Although some parts of the light reactions are highly efficient, the overall efficiency of the light reactions (in terms of the fraction of incident solar energy converted into chemical energy) is only ~15% under field conditions, and only a fraction of this is then converted into biomass during CO2 fixation. Because their fundamental enhancement is not feasible by conventional approaches, there is an urgent need to develop novel concepts to redesign their light harvesting and photochemical capacity.

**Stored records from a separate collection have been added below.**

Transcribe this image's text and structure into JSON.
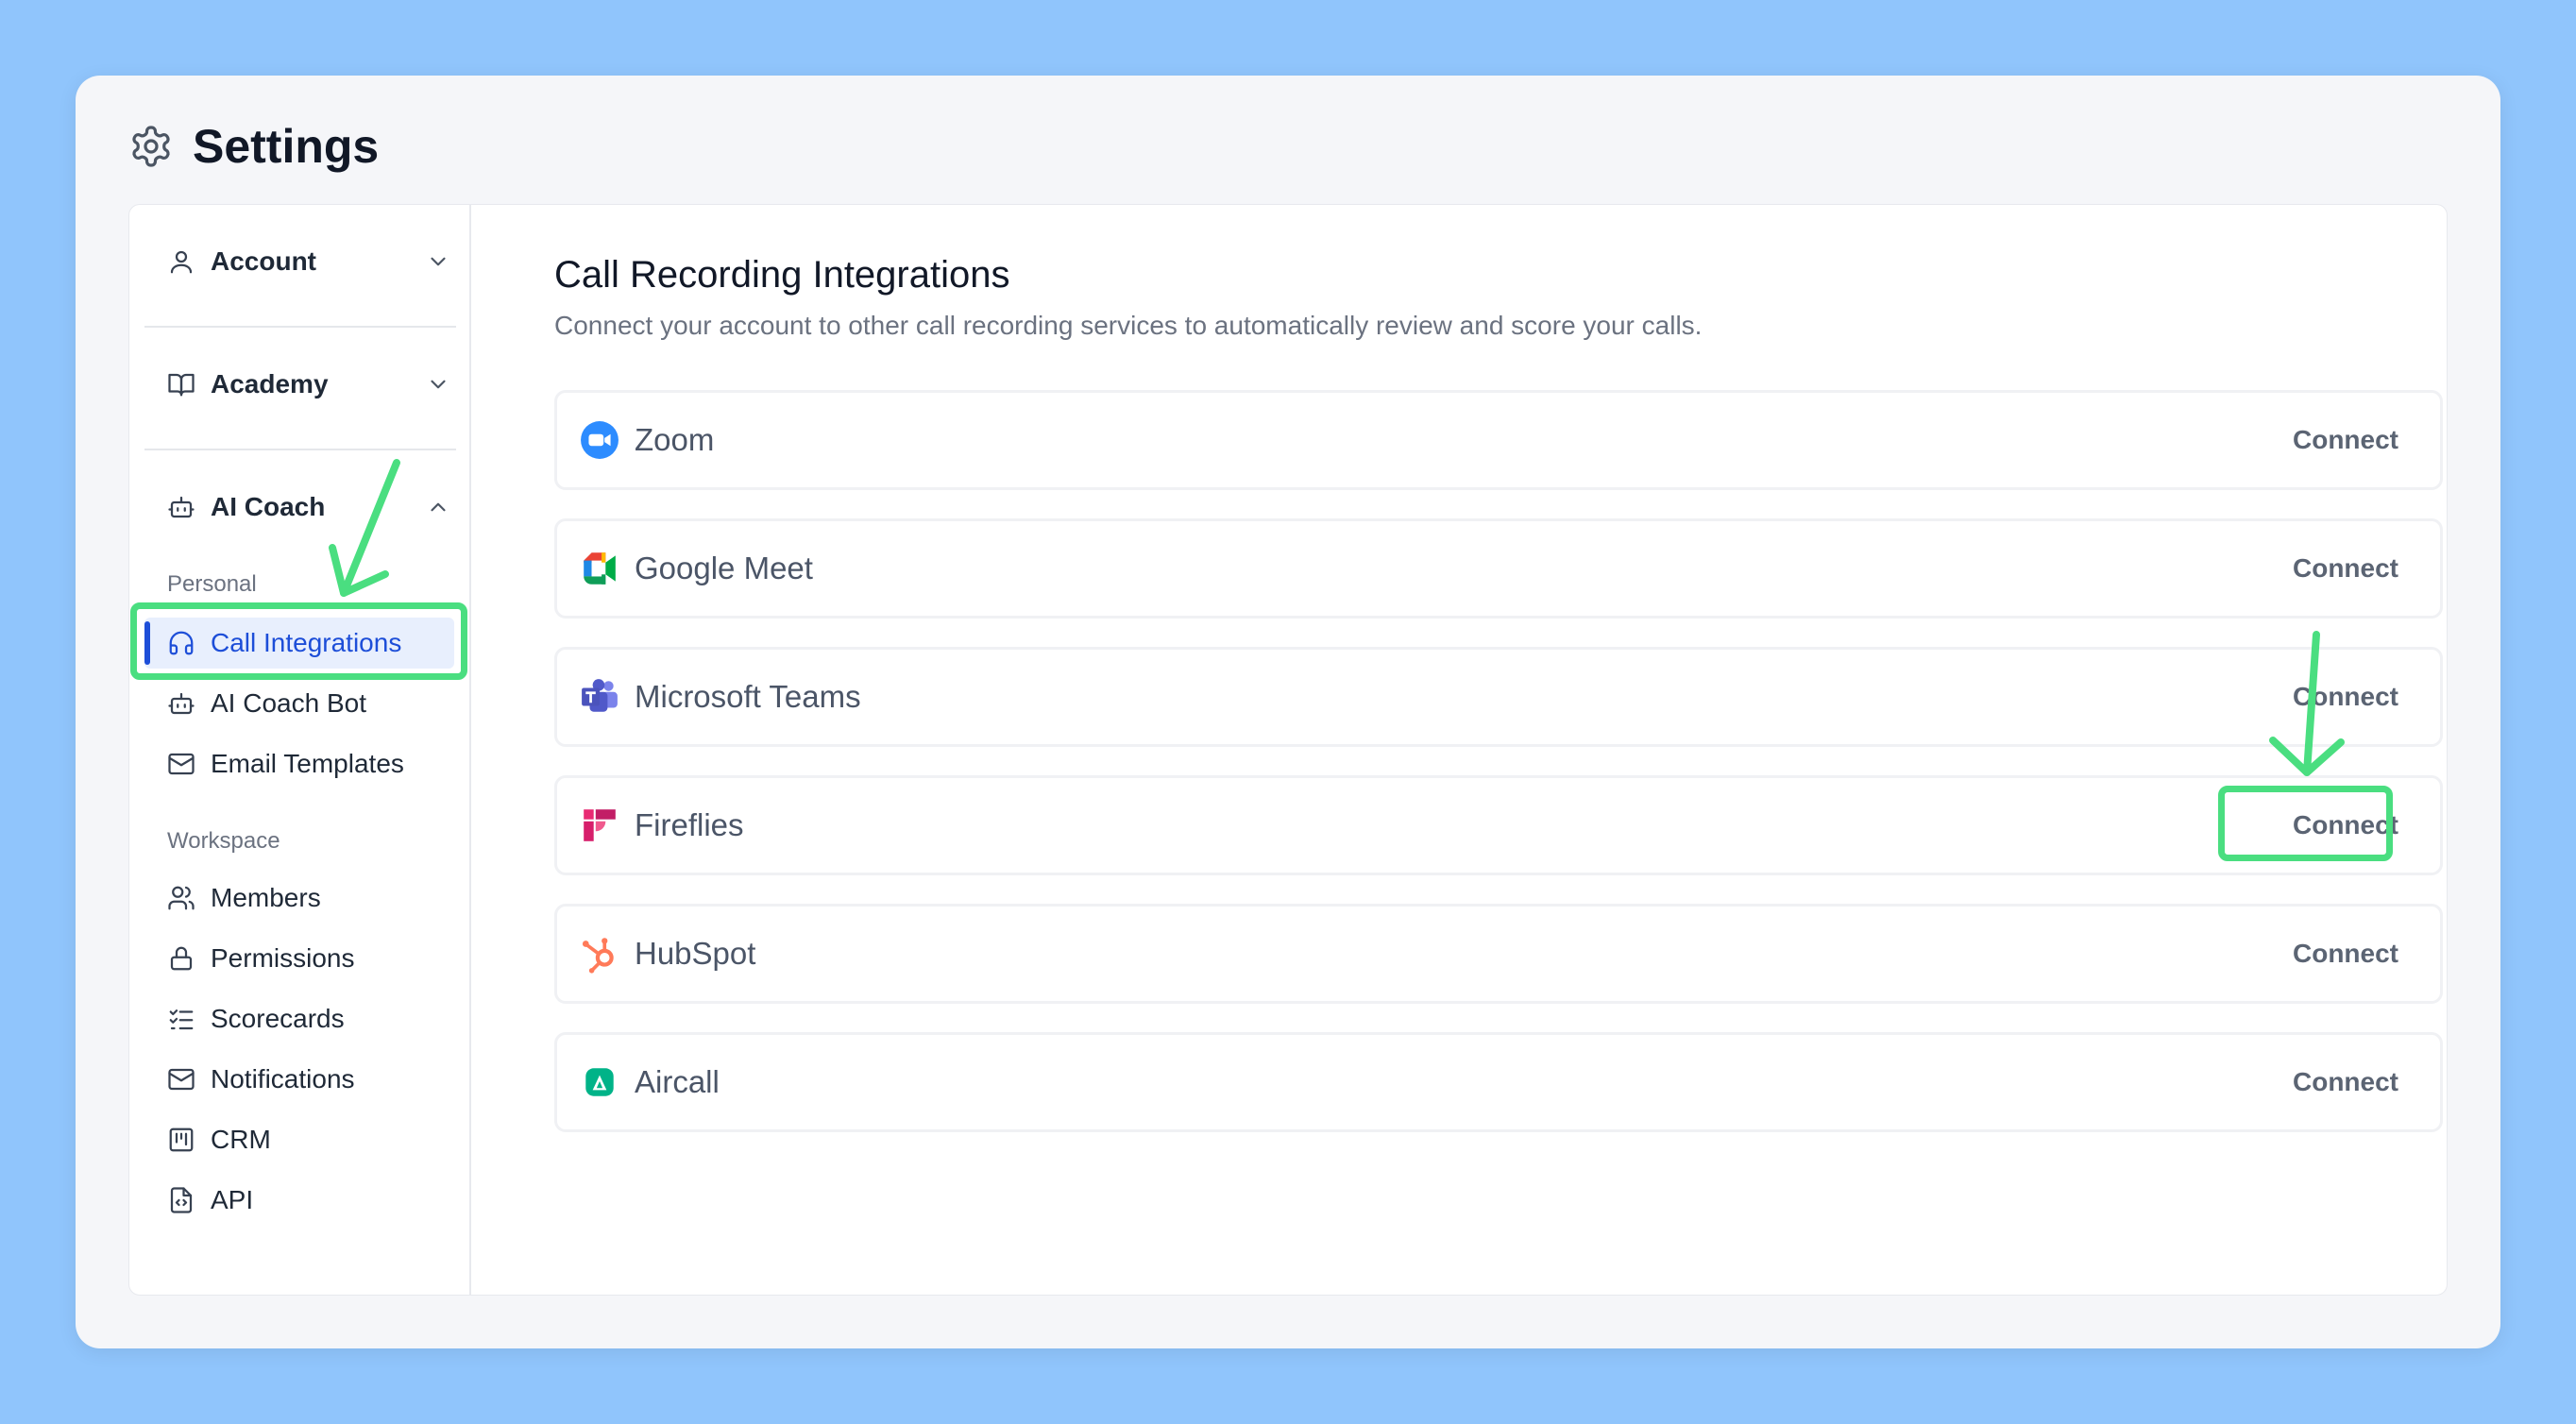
{
  "page": {
    "title": "Settings",
    "icon": "gear-icon"
  },
  "sidebar": {
    "sections": [
      {
        "label": "Account",
        "icon": "user-icon",
        "expanded": false
      },
      {
        "label": "Academy",
        "icon": "book-icon",
        "expanded": false
      },
      {
        "label": "AI Coach",
        "icon": "bot-icon",
        "expanded": true
      }
    ],
    "groups": {
      "personal": "Personal",
      "workspace": "Workspace"
    },
    "personal_items": [
      {
        "label": "Call Integrations",
        "icon": "headset-icon",
        "active": true
      },
      {
        "label": "AI Coach Bot",
        "icon": "bot-icon"
      },
      {
        "label": "Email Templates",
        "icon": "mail-icon"
      }
    ],
    "workspace_items": [
      {
        "label": "Members",
        "icon": "users-icon"
      },
      {
        "label": "Permissions",
        "icon": "lock-icon"
      },
      {
        "label": "Scorecards",
        "icon": "checklist-icon"
      },
      {
        "label": "Notifications",
        "icon": "mail-icon"
      },
      {
        "label": "CRM",
        "icon": "kanban-icon"
      },
      {
        "label": "API",
        "icon": "file-code-icon"
      }
    ]
  },
  "main": {
    "title": "Call Recording Integrations",
    "description": "Connect your account to other call recording services to automatically review and score your calls.",
    "integrations": [
      {
        "name": "Zoom",
        "icon": "zoom-logo-icon",
        "action": "Connect"
      },
      {
        "name": "Google Meet",
        "icon": "google-meet-logo-icon",
        "action": "Connect"
      },
      {
        "name": "Microsoft Teams",
        "icon": "microsoft-teams-logo-icon",
        "action": "Connect"
      },
      {
        "name": "Fireflies",
        "icon": "fireflies-logo-icon",
        "action": "Connect"
      },
      {
        "name": "HubSpot",
        "icon": "hubspot-logo-icon",
        "action": "Connect"
      },
      {
        "name": "Aircall",
        "icon": "aircall-logo-icon",
        "action": "Connect"
      }
    ]
  },
  "annotations": {
    "highlight_color": "#4ade80"
  },
  "colors": {
    "accent": "#1d4ed8",
    "background": "#90c5fc"
  }
}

The overall objective of the project is designing light reactions that can harvest and safely convert energy from an expanded solar spectrum by synthetic biology and adaptive laboratory evolution, combining photosystems from different photoautotrophic organisms, and including de novo-designed antennas in reimagined photosystems.

PhotoRedesign will develop a novel concept for redesigning and enhancing complex and apparently immutable processesbring new perspectives on improving the production of food, energy or high value compounds by organisms with enhanced variants of photosynthesis, and provide new model systems and toolkits for the next generation of photosynthesis researchers and will develop of a novel concept for enhancing hitherto immutable traits.

   

The ultimate goal is to combine features from different types of photosynthetic organisms (cyanobacteria, purple bacteria, plants) within the single organism. We will use the cyanobacterium Synechocystis as a living lab and synthetic biology to(re)build photosystems and antennas and adaptive laboratory evolution to optimise them. Eukaryotic photosystems (WP1), a novel photosystem PSIII (WP2), and de novo-designed antennas (WP3) will be (re)built. Increasing tolerance to light stress (WP4), and combining the outcomes of the different tasks (WP5) will result in light reactions with enhanced utilisation of solar energy.

 

Key achievements for enabling PhotoRedesign. All involved laboratories have already rebuilt photosynthetic modules. Chl biosynthesis was introduced into E. coli (“green E. coli”). A chimeric plant/cyanobacterial PSII was generated and the eukaryotic LIL3 antenna was introduced into Synechocystis. Further, Synechocystis was made light stress tolerant by the adaptive laboratory evolution (ALE) and plant Chl a protein (WSCP) was assembled in Rhodobacter.